POC Seeker supports a range of command-line options that enable users to customize their search for CVEs and associated PoCs. Below is a detailed explanation of each option:

  • -h | --help

    • Description: Displays a helpful menu that includes all command-line options along with a brief description of what they do. This option is useful for getting a quick overview of the tool's capabilities.
    • Example: ./poc-seeker.sh --help

  • -e | --extensions

    • Description: Supply a list of file extensions separated by a comma and are optional; if not provided, the tool uses a default list. Make sure to select them correctly otherwise the script may not provide you non accurate results.
    • Default Extensions: .py,.rb,.pl,.sh,.ps1,.bat,.js,.php,.c,.cpp,.go,.lua,.rs,.swift
    • Example: ./poc-seeker.sh --query "CVE-2023-40028" -e ".sh,.py"

  • -q | --query

    • Description: Allows the user to provide a search query, which is mandatory for performing a search. The query can be a specific CVE identifier, a keyword, or any other term related to the vulnerabilities you're interested in.
    • Example: ./poc-seeker.sh --query "CVE-2023-40028"

  • -s | --source

    • Description: Enables specifying the sources from which to fetch the PoCs. The sources are separated by a comma and are optional; if not provided, the tool uses a default list of sources.
    • Default Sources: github, sploitus, exploit-db, vulnerability-lab, packetstormsecurity
    • Example: ./poc-seeker.sh --query "CVE-2023-40028" --source "github,exploit-db"

  • -c | --check

    • Description: Activates a precise checking mechanism to ensure that the CVE identifier is explicitly mentioned in the exploit, thereby improving the accuracy of the search results.

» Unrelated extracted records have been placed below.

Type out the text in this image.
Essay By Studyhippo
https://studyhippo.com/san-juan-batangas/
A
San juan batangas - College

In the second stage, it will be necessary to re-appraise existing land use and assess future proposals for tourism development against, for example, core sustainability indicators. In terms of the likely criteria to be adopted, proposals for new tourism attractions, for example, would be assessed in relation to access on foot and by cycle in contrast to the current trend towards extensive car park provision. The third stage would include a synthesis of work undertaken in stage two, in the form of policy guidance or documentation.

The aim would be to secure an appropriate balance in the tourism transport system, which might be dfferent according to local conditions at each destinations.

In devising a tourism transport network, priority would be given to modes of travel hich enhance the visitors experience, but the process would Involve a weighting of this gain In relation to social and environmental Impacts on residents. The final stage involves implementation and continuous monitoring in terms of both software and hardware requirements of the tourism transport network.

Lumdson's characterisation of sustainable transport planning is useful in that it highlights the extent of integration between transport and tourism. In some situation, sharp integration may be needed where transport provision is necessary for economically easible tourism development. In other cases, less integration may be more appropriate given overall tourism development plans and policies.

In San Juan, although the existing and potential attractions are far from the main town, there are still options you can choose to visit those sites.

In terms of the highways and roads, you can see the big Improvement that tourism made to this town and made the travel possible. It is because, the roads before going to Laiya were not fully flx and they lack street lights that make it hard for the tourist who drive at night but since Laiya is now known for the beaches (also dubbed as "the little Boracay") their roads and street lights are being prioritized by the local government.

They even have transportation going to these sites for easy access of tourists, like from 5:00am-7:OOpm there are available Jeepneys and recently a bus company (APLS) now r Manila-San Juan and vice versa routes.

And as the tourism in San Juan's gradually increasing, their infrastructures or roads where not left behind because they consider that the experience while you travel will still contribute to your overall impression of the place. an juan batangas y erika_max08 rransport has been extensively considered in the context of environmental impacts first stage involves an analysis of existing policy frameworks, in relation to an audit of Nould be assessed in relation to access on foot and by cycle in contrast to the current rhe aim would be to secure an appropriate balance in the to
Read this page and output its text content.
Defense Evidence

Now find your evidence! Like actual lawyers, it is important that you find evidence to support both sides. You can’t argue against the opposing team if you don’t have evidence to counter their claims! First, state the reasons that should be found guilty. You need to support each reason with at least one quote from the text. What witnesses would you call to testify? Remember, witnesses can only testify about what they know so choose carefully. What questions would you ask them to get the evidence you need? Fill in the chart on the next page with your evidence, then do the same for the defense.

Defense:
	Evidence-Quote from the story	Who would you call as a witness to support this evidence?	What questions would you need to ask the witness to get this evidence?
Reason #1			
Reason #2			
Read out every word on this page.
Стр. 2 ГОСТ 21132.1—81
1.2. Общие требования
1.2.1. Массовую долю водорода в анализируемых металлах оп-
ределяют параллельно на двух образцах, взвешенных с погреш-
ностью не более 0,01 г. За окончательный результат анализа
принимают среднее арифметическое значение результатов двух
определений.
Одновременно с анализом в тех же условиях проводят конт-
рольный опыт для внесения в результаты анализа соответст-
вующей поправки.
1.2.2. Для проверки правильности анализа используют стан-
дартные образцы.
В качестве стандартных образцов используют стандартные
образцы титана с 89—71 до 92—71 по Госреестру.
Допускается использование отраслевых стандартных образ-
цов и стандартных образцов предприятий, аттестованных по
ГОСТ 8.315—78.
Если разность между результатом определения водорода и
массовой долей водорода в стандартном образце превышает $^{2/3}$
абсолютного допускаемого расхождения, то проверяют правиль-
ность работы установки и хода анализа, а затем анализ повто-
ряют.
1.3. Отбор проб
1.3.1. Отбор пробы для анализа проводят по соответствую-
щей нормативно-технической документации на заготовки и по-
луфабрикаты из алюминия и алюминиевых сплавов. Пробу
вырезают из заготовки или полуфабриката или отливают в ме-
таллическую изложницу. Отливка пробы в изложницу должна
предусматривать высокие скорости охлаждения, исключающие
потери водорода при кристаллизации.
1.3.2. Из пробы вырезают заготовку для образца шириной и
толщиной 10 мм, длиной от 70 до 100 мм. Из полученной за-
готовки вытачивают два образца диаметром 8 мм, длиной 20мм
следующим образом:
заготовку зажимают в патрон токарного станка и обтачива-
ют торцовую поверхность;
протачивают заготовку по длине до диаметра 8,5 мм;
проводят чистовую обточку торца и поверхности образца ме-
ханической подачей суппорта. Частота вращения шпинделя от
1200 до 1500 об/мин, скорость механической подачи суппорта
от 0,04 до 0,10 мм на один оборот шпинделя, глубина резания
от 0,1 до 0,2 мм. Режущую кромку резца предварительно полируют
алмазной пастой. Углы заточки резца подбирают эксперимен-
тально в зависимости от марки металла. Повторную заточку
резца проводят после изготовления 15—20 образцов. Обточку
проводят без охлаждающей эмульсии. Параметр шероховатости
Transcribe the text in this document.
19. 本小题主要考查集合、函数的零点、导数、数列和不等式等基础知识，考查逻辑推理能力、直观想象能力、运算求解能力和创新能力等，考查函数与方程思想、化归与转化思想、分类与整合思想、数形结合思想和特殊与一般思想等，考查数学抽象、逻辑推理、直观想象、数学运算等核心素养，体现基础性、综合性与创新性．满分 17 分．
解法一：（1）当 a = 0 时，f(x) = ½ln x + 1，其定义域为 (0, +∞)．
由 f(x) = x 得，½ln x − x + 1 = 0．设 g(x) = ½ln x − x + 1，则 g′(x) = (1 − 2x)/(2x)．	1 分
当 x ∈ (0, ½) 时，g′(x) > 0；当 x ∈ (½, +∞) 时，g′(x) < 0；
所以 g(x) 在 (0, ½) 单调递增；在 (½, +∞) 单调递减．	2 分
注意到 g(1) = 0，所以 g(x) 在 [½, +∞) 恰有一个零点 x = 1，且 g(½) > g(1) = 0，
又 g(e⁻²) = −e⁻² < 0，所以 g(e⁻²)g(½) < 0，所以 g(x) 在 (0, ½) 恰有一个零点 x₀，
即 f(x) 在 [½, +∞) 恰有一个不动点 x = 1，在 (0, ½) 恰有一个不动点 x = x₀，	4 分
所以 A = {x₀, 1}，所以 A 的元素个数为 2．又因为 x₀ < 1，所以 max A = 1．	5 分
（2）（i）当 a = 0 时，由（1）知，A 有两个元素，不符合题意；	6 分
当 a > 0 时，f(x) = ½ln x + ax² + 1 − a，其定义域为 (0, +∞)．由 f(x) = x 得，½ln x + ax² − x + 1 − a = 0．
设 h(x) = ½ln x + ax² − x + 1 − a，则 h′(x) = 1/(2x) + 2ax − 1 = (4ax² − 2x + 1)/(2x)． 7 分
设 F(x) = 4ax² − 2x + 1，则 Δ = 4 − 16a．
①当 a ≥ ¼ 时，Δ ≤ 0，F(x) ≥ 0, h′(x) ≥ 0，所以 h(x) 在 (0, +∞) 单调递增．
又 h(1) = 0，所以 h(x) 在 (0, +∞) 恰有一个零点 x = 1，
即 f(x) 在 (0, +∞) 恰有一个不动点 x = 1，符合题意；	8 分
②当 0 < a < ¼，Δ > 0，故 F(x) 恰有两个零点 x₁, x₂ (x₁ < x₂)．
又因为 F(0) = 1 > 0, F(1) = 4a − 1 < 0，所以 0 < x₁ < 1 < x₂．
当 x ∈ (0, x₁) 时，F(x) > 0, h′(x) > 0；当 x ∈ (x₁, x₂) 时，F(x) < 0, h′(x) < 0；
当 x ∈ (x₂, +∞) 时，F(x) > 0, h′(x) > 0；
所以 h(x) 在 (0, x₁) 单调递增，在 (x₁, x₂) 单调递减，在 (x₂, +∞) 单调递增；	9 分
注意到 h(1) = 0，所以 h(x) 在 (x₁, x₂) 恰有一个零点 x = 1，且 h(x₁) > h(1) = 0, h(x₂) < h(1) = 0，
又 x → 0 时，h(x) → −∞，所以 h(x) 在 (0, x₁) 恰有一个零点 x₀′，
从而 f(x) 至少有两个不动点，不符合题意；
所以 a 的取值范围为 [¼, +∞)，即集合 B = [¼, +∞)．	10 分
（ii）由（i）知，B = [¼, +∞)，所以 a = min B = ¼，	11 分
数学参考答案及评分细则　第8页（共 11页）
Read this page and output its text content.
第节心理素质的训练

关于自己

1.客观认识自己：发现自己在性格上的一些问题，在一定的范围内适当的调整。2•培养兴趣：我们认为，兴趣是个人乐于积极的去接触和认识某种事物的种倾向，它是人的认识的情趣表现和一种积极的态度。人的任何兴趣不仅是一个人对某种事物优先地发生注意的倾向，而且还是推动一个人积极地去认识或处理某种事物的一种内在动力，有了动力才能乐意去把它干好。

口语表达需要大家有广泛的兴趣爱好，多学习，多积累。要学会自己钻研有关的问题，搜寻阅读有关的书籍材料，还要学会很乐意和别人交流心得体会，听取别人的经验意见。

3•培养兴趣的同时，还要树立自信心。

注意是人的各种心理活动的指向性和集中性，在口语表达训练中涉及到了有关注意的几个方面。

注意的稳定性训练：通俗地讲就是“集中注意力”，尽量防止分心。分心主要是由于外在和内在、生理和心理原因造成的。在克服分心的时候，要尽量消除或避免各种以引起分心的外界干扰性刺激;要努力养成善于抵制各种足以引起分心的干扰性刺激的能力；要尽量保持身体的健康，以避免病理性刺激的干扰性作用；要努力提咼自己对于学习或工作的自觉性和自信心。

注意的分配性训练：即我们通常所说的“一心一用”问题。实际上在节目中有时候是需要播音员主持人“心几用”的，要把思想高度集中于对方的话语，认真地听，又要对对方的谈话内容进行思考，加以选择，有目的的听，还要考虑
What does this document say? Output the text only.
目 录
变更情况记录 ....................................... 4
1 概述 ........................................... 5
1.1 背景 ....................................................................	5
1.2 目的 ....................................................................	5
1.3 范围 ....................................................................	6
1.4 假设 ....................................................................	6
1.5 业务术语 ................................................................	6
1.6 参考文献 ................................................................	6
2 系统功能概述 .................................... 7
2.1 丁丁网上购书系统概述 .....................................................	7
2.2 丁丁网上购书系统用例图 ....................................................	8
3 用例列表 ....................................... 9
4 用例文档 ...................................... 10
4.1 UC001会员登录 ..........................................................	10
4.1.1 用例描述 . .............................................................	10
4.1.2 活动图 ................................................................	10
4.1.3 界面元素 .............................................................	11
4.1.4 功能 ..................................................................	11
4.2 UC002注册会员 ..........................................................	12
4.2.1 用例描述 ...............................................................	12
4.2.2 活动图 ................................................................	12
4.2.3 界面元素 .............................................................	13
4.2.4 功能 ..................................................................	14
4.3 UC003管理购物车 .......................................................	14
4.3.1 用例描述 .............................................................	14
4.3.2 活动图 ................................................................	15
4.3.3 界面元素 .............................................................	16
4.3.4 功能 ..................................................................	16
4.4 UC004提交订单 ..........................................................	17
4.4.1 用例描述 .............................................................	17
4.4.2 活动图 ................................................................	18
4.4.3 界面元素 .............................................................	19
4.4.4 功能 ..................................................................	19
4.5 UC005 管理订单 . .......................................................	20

This option is optional but recommended for more accurate filtering.
    • Example: ./poc-seeker.sh --check --query "CVE-2023-40028"

  • -sl | --sploitus-limit

    • Description: Sets a limit on the number of entries returned by Sploitus, allowing users to control the volume of data fetched. This is optional and can help in managing the output more effectively.
    • Default Limit: 10
    • Example: ./poc-seeker.sh --sploitus-limit 20 --query "CVE-2023-40028"

  • -gl | --github-limit

    • Description: Sets a limit on the number of entries returned by GitHub, allowing users to control the volume of data fetched. This is optional and can help in managing the output more effectively.
    • Default Limit: 10
    • Example: ./poc-seeker.sh --github-limit 20 --query "CVE-2023-40028"

  • -o | --output

    • Description: Saves the output of the search to a file. This option is beneficial for users who wish to review the results at a later time or keep a record of their searches.
    • Example: ./poc-seeker.sh --query "CVE-2023-40028" --output "search_results.txt"

  • --github-access-token

    • Description: Accepts a GitHub access token to increase the API request limit, enabling more extensive data fetching operations without hitting the rate limits. This is optional but can be very useful for heavy users.
    • Example: ./poc-seeker.sh --query "CVE-2023-40028" --github-access-token "your_token_here"

  • --nvd-api-key

    • Description: Provides an API key for the National Vulnerability Database (NVD) to increase the API request limit, similar to the GitHub access token. This option is optional and helps in conducting broader searches.
    • Example: ./poc-seeker.sh --query "CVE-2023-40028" --nvd-api-key "your_api_key_here"

  • --disable-nvd

    • Description: By default, the script will try to collect CVE information from the National Vulnerability Database (NVD) database. You can use this option to prevent the script from collecting this informations.
    • Example: ./poc-seeker.sh --query "CVE-2023-40028" --disable-nvd

Disclaimer

This repository and all associated files and resources are provided for research purposes only. The tools and information contained within this repository are intended to support security research and educational purposes. This includes the use of web scraping technologies to gather data relevant to the research being conducted.

Users must comply with all applicable laws and regulations regarding web scraping and data collection. The owner and contributors of this repository do not accept any responsibility for misuse of the information provided here or for any legal consequences or damages arising from such use.